Why the moment before the pour matters most
Concrete forms look temporary. However, the pour locks everything in. Once the truck shows up, shifting a footing or slab turns into demo, delays, and stress.
On coastal lots, inches matter for three reasons.
First, many lots run tight. You don’t have extra room to absorb a small mistake.
Second, shoreland rules can limit how close work can sit near the ocean, rivers, streams, and wetlands. In many cases, the town describes setbacks in the 75–100 foot range, depending on the feature and sub-district. So even a small “let’s slide it over” decision can create a permit headache.
Third, coastal rebuilds draw attention. Neighbors notice. Inspectors ask questions. That pressure rises when work creeps toward a line or a protected area.
So, if you wait until after the pour to confirm layout, you gamble with the most expensive step.
What a construction staking survey does on a coastal rebuild

A construction staking survey gives your contractor clear, repeatable marks that match your plan and fit today’s ground. Surveyors don’t eyeball a dune edge. They set control, then they lay out the rebuild where it belongs.
On post-surf repairs, staking often focuses on the exact footprint (same size or adjusted), corners plus offsets your crew can keep during digging, key lines for walls, stairs, or slabs that must land “just right,” and elevation references when grade or drainage changed.
In short, staking turns “I think it goes here” into “build it right here.”
Three York-area rebuild scenarios where staking saves the job
Stairs and landings. Coastal stairs often sit close to shifting sand. When supporters settle, homeowners want the new stairs “in the same place.” That sounds simple. However, the ground may not support the old layout. With staking, the landing lines up cleanly with the door, and the steps fit the space without awkward angles.
Slabs and footings. When water undermines a slab, cracks show up fast. Crews sometimes set forms from a driveway edge or a patio border. Yet those edges may have shifted after repairs or settlement. Staking gives the crew a true layout before they dig, so the pour lands where it should.
Short walls and patio edges. Small walls fail when washouts change the slope. If you rebuild the wall on the “old line” without checking the new flow path, you may rebuild the same failure. Staking helps place the wall where it fits the updated grade, so you stop chasing the problem.
Don’t forget elevation: the coast punishes the “right spot, wrong height” mistake
Near the coast, location isn’t the only risk. Height matters too.
After storms, grades change and low spots move. So if you rebuild at the old height, you might trap water against the house. If you rebuild a landing too low, you invite pooling and ice. If you set a wall too low, the next runoff event can push right over it.
Good staking ties the layout to sensible grades, so your rebuild works with the site you actually have now.
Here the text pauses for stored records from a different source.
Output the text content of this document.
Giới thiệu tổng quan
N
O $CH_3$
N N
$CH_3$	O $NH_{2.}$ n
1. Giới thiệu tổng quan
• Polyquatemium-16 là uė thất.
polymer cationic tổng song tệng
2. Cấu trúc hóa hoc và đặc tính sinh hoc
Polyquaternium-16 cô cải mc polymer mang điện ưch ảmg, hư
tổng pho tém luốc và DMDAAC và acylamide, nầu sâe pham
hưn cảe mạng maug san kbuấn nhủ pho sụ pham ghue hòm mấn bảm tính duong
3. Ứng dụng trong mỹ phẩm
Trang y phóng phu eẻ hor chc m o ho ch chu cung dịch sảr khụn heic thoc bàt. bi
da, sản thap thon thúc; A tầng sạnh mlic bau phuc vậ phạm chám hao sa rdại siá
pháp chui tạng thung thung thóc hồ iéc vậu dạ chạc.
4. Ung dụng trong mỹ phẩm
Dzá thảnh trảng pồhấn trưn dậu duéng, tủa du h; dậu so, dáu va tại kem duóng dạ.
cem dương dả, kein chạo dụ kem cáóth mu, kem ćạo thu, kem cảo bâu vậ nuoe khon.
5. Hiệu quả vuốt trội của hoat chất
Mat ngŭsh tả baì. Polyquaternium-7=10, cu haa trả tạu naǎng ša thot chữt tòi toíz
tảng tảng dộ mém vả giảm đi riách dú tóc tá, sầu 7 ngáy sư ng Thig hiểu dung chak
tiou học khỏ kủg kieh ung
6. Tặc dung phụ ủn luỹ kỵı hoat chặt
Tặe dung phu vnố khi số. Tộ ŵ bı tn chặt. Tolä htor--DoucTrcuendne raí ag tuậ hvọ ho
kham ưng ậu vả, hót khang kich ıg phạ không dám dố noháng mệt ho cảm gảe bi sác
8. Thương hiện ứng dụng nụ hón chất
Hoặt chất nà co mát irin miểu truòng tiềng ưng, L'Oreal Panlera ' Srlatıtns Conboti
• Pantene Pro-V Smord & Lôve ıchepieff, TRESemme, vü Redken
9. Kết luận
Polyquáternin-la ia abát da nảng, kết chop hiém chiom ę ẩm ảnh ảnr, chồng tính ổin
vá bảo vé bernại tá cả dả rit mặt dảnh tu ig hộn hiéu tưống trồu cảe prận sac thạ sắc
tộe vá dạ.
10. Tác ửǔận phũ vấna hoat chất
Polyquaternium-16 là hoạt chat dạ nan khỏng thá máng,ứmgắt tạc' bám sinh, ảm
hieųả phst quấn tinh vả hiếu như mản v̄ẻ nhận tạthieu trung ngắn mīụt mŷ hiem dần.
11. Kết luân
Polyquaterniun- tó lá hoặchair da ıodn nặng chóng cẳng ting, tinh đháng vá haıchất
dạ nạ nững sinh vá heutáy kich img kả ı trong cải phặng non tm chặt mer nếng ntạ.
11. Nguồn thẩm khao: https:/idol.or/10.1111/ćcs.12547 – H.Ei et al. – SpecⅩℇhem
A quick story I see too often
A homeowner calls a contractor for a new landing. The crew wants to pour tomorrow because the weather looks good. The owner says, “Put it where the old one was.” The crew sets forms from a damaged edge. The pour lands off. Now the steps don’t line up, and the landing crowds a side space. Everyone argues, and someone pays for a demo.
Now flip it. The homeowner schedules staking first. The surveyor sets corners and offsets. The crew pours once. The landing fits. The job ends quietly. Quiet jobs save money.
The simple takeaway
If that Short Sands surf video made you think about your own coastal property, you’re not alone. Repairs feel urgent, so people rush. However, rushing into concrete creates the biggest regrets.
Schedule the construction staking survey before your contractor sets forms. You’ll move faster after that, because you’ll build with confidence instead of correcting mistakes.